Although he acknowledges that his kitchen would be sufficiently big to produce a conventional menu, his 20-to- 30-course productions require a little more space – especially for plating up.
"At full strength, with seven people in the kitchen, it can get pretty hairy. We've developed a telepathic sense of each other's movements," he explains.
Rogan was unable to introduce a central island into the kitchen so to increase the available space he cut the room in half with a wall that created two L-shaped areas, which provided more shelf space and increased the number of worktops. One half houses the ranges and fridges, while the other half is used for the larder and pastry section.
To create more space for the pastry section, Rogan cunningly added an extra 2m by 3m of working space through the introduction of an innovative structure that he calls the ‘Burger Van'. Because L'enclume is a Grade II listed building in a conservation area, planning permission for building an extension would have been very hard to get, so instead, Rogan commissioned a madeto- measure acrylic unit which resembles a portable burger van and is connected up to the kitchen's door.

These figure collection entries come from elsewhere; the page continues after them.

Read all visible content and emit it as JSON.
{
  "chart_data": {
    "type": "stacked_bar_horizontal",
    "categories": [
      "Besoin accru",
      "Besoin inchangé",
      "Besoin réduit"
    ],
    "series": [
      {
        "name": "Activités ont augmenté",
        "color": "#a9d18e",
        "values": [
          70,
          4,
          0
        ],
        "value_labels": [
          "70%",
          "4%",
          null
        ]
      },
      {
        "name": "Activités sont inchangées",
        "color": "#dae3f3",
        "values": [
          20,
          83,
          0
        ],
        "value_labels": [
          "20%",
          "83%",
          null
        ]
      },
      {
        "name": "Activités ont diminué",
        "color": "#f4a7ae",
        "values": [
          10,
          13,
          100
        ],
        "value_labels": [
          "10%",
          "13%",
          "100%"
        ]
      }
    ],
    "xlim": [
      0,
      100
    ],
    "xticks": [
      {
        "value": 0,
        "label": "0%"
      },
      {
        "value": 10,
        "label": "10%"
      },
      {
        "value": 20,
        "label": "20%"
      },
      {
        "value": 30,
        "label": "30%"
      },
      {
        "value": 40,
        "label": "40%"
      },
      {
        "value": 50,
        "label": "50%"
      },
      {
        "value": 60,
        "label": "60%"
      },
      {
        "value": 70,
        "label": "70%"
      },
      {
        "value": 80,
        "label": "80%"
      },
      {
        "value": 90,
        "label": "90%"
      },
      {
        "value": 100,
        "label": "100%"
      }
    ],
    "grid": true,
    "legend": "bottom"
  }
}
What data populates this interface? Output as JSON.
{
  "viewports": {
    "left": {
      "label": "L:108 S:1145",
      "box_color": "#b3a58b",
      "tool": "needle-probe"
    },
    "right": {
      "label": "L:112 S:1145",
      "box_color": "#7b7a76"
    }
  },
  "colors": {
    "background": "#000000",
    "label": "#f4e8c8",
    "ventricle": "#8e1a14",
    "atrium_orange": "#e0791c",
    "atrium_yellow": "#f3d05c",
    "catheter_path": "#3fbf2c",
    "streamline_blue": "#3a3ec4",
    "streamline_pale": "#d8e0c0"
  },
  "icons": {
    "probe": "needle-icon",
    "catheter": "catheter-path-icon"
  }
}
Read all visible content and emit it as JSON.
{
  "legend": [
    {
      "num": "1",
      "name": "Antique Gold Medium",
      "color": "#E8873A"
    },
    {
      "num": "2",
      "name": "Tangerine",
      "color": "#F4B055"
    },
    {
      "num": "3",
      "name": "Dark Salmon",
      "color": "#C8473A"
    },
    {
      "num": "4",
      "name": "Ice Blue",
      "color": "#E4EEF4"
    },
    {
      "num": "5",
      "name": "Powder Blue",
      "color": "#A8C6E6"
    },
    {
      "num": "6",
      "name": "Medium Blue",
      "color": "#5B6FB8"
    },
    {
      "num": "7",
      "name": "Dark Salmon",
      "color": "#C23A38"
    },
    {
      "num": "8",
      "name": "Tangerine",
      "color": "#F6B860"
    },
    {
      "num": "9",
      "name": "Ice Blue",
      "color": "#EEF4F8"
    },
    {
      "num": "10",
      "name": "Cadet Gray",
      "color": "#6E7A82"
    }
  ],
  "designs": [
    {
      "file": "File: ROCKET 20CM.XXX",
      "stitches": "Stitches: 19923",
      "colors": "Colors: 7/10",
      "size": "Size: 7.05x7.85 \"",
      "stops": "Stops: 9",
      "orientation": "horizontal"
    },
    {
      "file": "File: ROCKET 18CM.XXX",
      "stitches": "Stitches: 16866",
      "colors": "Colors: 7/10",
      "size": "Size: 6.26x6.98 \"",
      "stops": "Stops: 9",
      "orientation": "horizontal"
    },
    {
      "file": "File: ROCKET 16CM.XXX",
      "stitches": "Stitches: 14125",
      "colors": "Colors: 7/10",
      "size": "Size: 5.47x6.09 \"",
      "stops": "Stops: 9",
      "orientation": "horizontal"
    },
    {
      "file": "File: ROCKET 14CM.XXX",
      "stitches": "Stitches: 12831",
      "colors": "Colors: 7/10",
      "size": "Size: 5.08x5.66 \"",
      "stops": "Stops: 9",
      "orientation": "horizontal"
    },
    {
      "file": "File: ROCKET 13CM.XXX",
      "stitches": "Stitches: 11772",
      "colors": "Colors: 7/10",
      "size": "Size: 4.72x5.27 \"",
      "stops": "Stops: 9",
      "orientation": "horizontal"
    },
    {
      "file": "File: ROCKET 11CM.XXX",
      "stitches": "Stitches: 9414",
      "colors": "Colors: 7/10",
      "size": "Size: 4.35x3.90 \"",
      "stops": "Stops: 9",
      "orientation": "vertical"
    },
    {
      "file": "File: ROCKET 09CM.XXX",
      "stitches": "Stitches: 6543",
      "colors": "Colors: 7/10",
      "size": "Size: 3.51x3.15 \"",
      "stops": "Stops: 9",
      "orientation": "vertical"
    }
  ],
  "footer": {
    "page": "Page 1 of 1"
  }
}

"We're not allowed to touch the fabric of the building so we've used builder's foam to link the two," says Rogan, "And it's on wheels so if there is any trouble with planning we can say ‘sod you, it's moveable'."
Tom Kerridge, Chef and proprietor of the 48-cover Hand & Flowers pub in Marlow, Bucks, does not suffer from the same problems (in his 4m by 3m kitchen) as Rogan because, he says, he prefers to keep his food "very simple" with no prestarters and pre-desserts. Within this space he packs a 2m-pluslong six-ring burner and fryer along with a hotplate in front of the passe. Although this does the job Kerridge says he would ideally like a convection oven if there was sufficient space for such "luxuries".
But even Kerridge's brand of stripped-down Michelin-starred food poses him problems in his small kitchen. "With a larger kitchen the food would not change but the service definitely would as we'd be able to do more desserts and more covers. Because of space, if the starters and desserts cross then we've a problem, which means we can't turn tables."
Kerridge is like most chefs who ply their trade in small kitchens, in that he is proud of what is achieved from the limited space but would jump at the chance of swapping it for a vast kitchen, in which he could wallow and no doubt brag about its size to other chefs. Thankfully, for him, relief is at hand because he has been granted planning permission to add a new kitchen to the Grade II listed pub and convert the existing kitchen into a training facility for Greene King, which owns the freehold.
Likewise for Rogan, who in May will open a second restaurant in Henley-on- Thames, just down the road from Marlow. Although he will retain L'enclume and its almost perfectly formed kitchen, the new place will give him the opportunity to create his dream kitchen from an unseemly amount of space.
"It will be the most amazing kitchen in the country with both prep and service kitchens, which will be designed to the hilt. I'm going from one extreme to the other. All the things I've wanted I can now have in Henley. It will be very white and clutter-free," says Rogan, while chefs across the country scuttle off to cry in their embarrassingly small kitchens.